Было ясно, что золото – краденое. Кольца были разных размеров, часы старинные. Оказывается, не случайно Голосницына так охотно навещала больных, была такой внимательной к ним, «отрывала» от себя «последний» кусок хлеба и сахара. Она была не только шпионкой, она вдобавок еще и мародерка!

«И откуда только берутся такие гадины на нашей земле? – подумал Волосов. – Все легкой жизни добивалась. Ничего, получишь легкую жизнь…

– Как вам удалось это обнаружить? – спросил Виктор. Он представил, какой разнос учинит Поляков сотрудникам, проводившим обыск у Голосницыной.

– Я совершенно случайно нашла, – ответила Доронина, – Стала приводить квартиру в порядок сегодня утром. Убирала туалетный столик, уронила коробку. Флаконы выпали. Когда стала укладывать их обратно, нащупала кольца и часы. Они лежали внутри, завернутые по отдельности в папиросную бумагу.

– Большое вам спасибо. Важное дело сделали, – весело сказал Волосов.

– За что же спасибо? Что себе не взяла, что ли?

– Да нет, – смутился Волосов, – за то, что нашли.

Доронина, проводив гостей, резко захлопнула дверь.

– Что это она такая сердитая? – спросил Иванцов уже на лестнице.

– Видно, вы ей подозрительным показались, – засмеялся Волосов. – А вообще-то, – добавил он задумчиво, – столько горя люди перенесли и переносят…

– Понял, – тихо сказал Иванцов.

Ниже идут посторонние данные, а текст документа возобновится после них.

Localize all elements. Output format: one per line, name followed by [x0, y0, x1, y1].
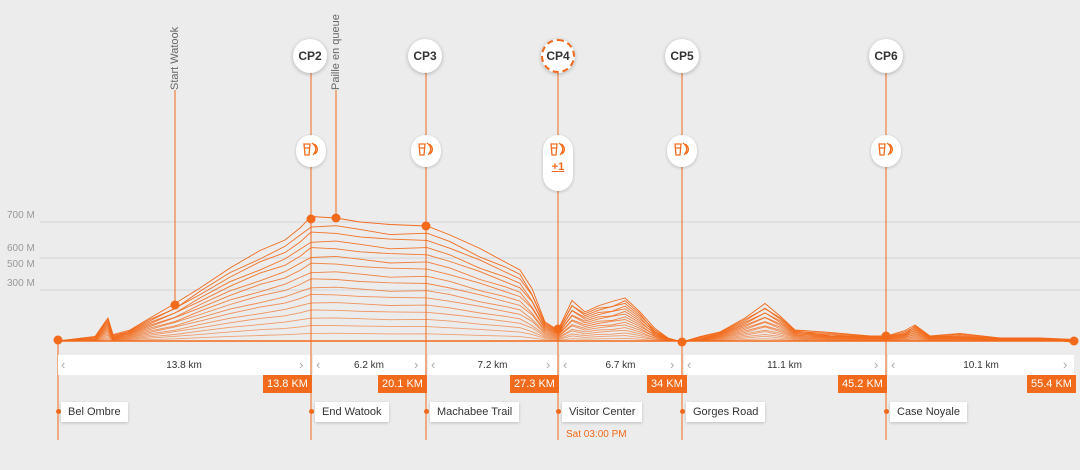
checkpoint-cp4[interactable]: CP4	[541, 39, 575, 73]
chevron-right-icon[interactable]: ›	[670, 357, 675, 372]
chevron-left-icon[interactable]: ‹	[61, 357, 66, 372]
km-badge-cp2: 13.8 KM	[263, 375, 312, 393]
elevation-point	[677, 337, 687, 347]
km-badge-cp4: 27.3 KM	[510, 375, 559, 393]
marker-start-watook: Start Watook	[169, 26, 181, 90]
segment-6-distance[interactable]: 10.1 km	[888, 355, 1074, 375]
marker-paille-en-queue: Paille en queue	[330, 14, 342, 90]
aid-station-cp5[interactable]	[667, 135, 697, 167]
km-badge-cp5: 34 KM	[647, 375, 687, 393]
aid-station-cp2[interactable]	[296, 135, 326, 167]
drink-food-icon	[674, 142, 690, 156]
y-label-500: 500 M	[7, 259, 35, 270]
place-gorges-road[interactable]: Gorges Road	[686, 402, 766, 422]
km-badge-finish: 55.4 KM	[1027, 375, 1076, 393]
chevron-left-icon[interactable]: ‹	[316, 357, 321, 372]
checkpoint-cp2[interactable]: CP2	[293, 39, 327, 73]
place-dot	[556, 409, 561, 414]
segment-1-distance[interactable]: 13.8 km	[58, 355, 310, 375]
drink-food-icon	[878, 142, 894, 156]
chevron-right-icon[interactable]: ›	[414, 357, 419, 372]
segment-4-distance[interactable]: 6.7 km	[560, 355, 681, 375]
elevation-ridge-line	[57, 278, 1075, 342]
chevron-left-icon[interactable]: ‹	[431, 357, 436, 372]
elevation-point	[306, 214, 316, 224]
aid-station-cp3[interactable]	[411, 135, 441, 167]
place-bel-ombre[interactable]: Bel Ombre	[61, 402, 128, 422]
drink-food-icon	[418, 142, 434, 156]
chevron-right-icon[interactable]: ›	[299, 357, 304, 372]
drink-food-icon	[550, 142, 566, 156]
aid-station-cp4[interactable]: +1	[543, 135, 573, 191]
chevron-left-icon[interactable]: ‹	[891, 357, 896, 372]
elevation-point	[1069, 336, 1079, 346]
y-label-300: 300 M	[7, 278, 35, 289]
drink-food-icon	[303, 142, 319, 156]
chevron-left-icon[interactable]: ‹	[563, 357, 568, 372]
place-dot	[884, 409, 889, 414]
elevation-ridge-line	[57, 225, 1075, 343]
place-dot	[680, 409, 685, 414]
elevation-ridge-line	[57, 332, 1075, 342]
segment-3-distance[interactable]: 7.2 km	[428, 355, 557, 375]
elevation-point	[553, 324, 563, 334]
place-dot	[309, 409, 314, 414]
elevation-point	[421, 221, 431, 231]
km-badge-cp6: 45.2 KM	[838, 375, 887, 393]
chevron-right-icon[interactable]: ›	[874, 357, 879, 372]
elevation-ridge-line	[57, 247, 1075, 343]
place-end-watook[interactable]: End Watook	[315, 402, 389, 422]
place-case-noyale[interactable]: Case Noyale	[890, 402, 967, 422]
y-label-700: 700 M	[7, 210, 35, 221]
cutoff-time: Sat 03:00 PM	[566, 429, 627, 440]
segment-5-distance[interactable]: 11.1 km	[684, 355, 885, 375]
elevation-ridge-line	[57, 216, 1075, 343]
chevron-left-icon[interactable]: ‹	[687, 357, 692, 372]
elevation-ridge-line	[57, 231, 1075, 343]
place-machabee-trail[interactable]: Machabee Trail	[430, 402, 520, 422]
aid-more-button[interactable]: +1	[551, 161, 565, 173]
elevation-point	[53, 335, 63, 345]
chevron-right-icon[interactable]: ›	[1063, 357, 1068, 372]
checkpoint-cp5[interactable]: CP5	[665, 39, 699, 73]
elevation-point	[331, 213, 341, 223]
chevron-right-icon[interactable]: ›	[546, 357, 551, 372]
segment-2-distance[interactable]: 6.2 km	[313, 355, 425, 375]
place-dot	[424, 409, 429, 414]
checkpoint-cp6[interactable]: CP6	[869, 39, 903, 73]
elevation-point	[170, 300, 180, 310]
checkpoint-cp3[interactable]: CP3	[408, 39, 442, 73]
elevation-ridge-line	[57, 293, 1075, 342]
aid-station-cp6[interactable]	[871, 135, 901, 167]
place-dot	[56, 409, 61, 414]
place-visitor-center[interactable]: Visitor Center	[562, 402, 643, 422]
km-badge-cp3: 20.1 KM	[378, 375, 427, 393]
elevation-ridge-line	[57, 262, 1075, 343]
y-label-600: 600 M	[7, 243, 35, 254]
elevation-point	[881, 331, 891, 341]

И он еще острее почувствовал, как тяжело ему будет в тылу у немцев, как будут его там ненавидеть наши советские люди, считая предателем. «Да, нелегкая предстоит работенка», – тяжело вздохнув, подумал он.

…Через несколько дней по одной из прифронтовых дорог Вася Алексеев вел машину, в которой сидели Поляков и Озолинь. С утра прошел дождь, дорогу слегка размыло, и поэтому Вася ехал не быстро. Было тепло, тихо.

– Эх, по грибки бы сейчас сходить, – мечтательно сказал Александр Семенович. – А как ты, Дмитрий Дмитриевич, к грибкам относишься?

– Положительно, Александр Семенович.